Rise of No-Till and Conservation Tillage
During the 1980s and 1990s, visionary farmers began experimenting with no-till and conservation tillage. These techniques leave the previous year’s crop residue on top of the soil and allow the next year’s crop to be planted directly into the remaining stubble. Farmers have continuously refined those techniques over the past 20 years, with the support of a new generation of advanced seeds, improved crop protection tools and innovative planting technology.
Over this time, according to the USDA, soil erosion on cropland has dropped by more than 40%. That means the farmer’s soil remains in place and necessary nutrients and water remain right where their crops can use them. This reduction in erosion has helped farm productivity and efficiency soar, trends that continue today.
According to the USDA, nearly one third of crops use no-till, about another one third use reduced till, and the remaining one third use more conventional tillage practices due to the uniqueness of their local soil type and local geographical conditions.
No-till and conservation tillage are great examples of farmers adopting sustainable practices for their farms in order to better care for the land.

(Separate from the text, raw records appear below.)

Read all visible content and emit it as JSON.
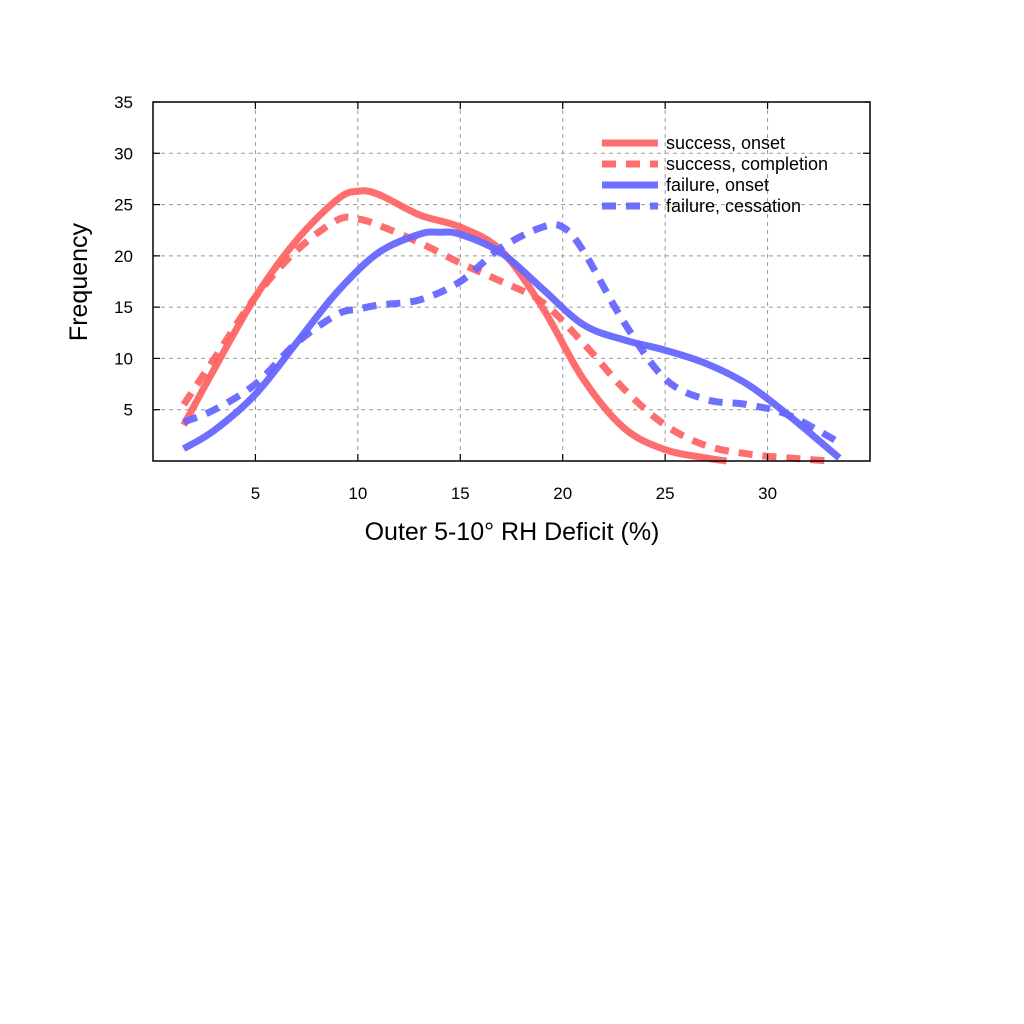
{
  "chart_data": {
    "type": "line",
    "title": "",
    "xlabel": "Outer 5-10° RH Deficit (%)",
    "ylabel": "Frequency",
    "xlim": [
      0,
      35
    ],
    "ylim": [
      0,
      35
    ],
    "xticks": [
      5,
      10,
      15,
      20,
      25,
      30
    ],
    "yticks": [
      5,
      10,
      15,
      20,
      25,
      30,
      35
    ],
    "grid": true,
    "legend_position": "top-right",
    "series": [
      {
        "name": "success, onset",
        "color": "#ff6666",
        "line_style": "solid",
        "x": [
          1.5,
          3,
          5,
          7,
          9,
          10,
          11,
          13,
          15,
          17,
          19,
          21,
          23,
          25,
          27,
          28
        ],
        "y": [
          3.5,
          9,
          16,
          21.5,
          25.5,
          26.3,
          26,
          24,
          22.8,
          20.5,
          15,
          8,
          3.2,
          1.1,
          0.3,
          0
        ]
      },
      {
        "name": "success, completion",
        "color": "#ff6666",
        "line_style": "dashed",
        "x": [
          1.5,
          3,
          5,
          7,
          9,
          10,
          11,
          13,
          15,
          17,
          19,
          21,
          23,
          25,
          27,
          29,
          31,
          33
        ],
        "y": [
          5.5,
          10,
          16,
          20.5,
          23.5,
          23.6,
          23,
          21.3,
          19.3,
          17.5,
          15.5,
          11.5,
          7,
          3.5,
          1.5,
          0.7,
          0.3,
          0
        ]
      },
      {
        "name": "failure, onset",
        "color": "#6666ff",
        "line_style": "solid",
        "x": [
          1.5,
          3,
          5,
          7,
          9,
          11,
          13,
          14,
          15,
          17,
          19,
          21,
          23,
          25,
          27,
          29,
          31,
          33.5
        ],
        "y": [
          1.2,
          3,
          6.5,
          11.5,
          16.5,
          20.3,
          22.1,
          22.3,
          22.1,
          20.3,
          16.8,
          13.3,
          11.8,
          10.8,
          9.5,
          7.5,
          4.5,
          0.3
        ]
      },
      {
        "name": "failure, cessation",
        "color": "#6666ff",
        "line_style": "dashed",
        "x": [
          1.5,
          3,
          5,
          7,
          9,
          10,
          11,
          13,
          15,
          17,
          19,
          20,
          21,
          23,
          25,
          27,
          29,
          31,
          33.5
        ],
        "y": [
          3.8,
          5,
          7.5,
          11.5,
          14.3,
          14.8,
          15.2,
          15.7,
          17.5,
          20.8,
          22.8,
          22.8,
          20.5,
          13.5,
          8,
          6,
          5.5,
          4.5,
          1.8
        ]
      }
    ]
  }
}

Where it is viable, reducing tillage helps reduce soil disruption, which allows the soil to hold more organic matter and absorb more water, which is vital to the land’s productivity.
Reducing tillage helps fight climate change.
Year Round Soil Protection:
The primary environmental benefits of cover crops are the reduction of soil erosion, increased nutrient content and organic matter, and the removal of greenhouses gases like carbon dioxide from the atmosphere.
In addition, different types of cover crops also provide different benefits for farmers. For farmers with soil compaction problems, which can make plant root growth extremely difficult, tubers like the tillage radish can provide relief, breaking up the soil while delivering improved erosion protection and increased moisture retention.
Other farmers are using nitrogen-fixing legumes like crimson clover. Natural soil bacteria, called rhizobia, pull nitrogen from the atmosphere and attach it to the legume roots. After they have decayed, the nitrogen and other nutrients become available for the following season’s primary crop.
And for farmers focused on reducing erosion and capturing the remaining nitrogen in the soil, cereal rye and other grasses provide superior ground cover, with fast-growing root systems that spread deep and wide to capture leftover nitrogen and keep that soil right where it belongs.
Solutions for Healthy Soils
and a Better Planet
Modern agriculture is helping support farmers in their commitment to improved soil health. The prospect of using advanced data analytics to continue the soil health transformation is exciting. Farmers are using data solutions to nurture their soils and enhance productivity, all while producing net environmental benefits like carbon sequestration and reduced erosion.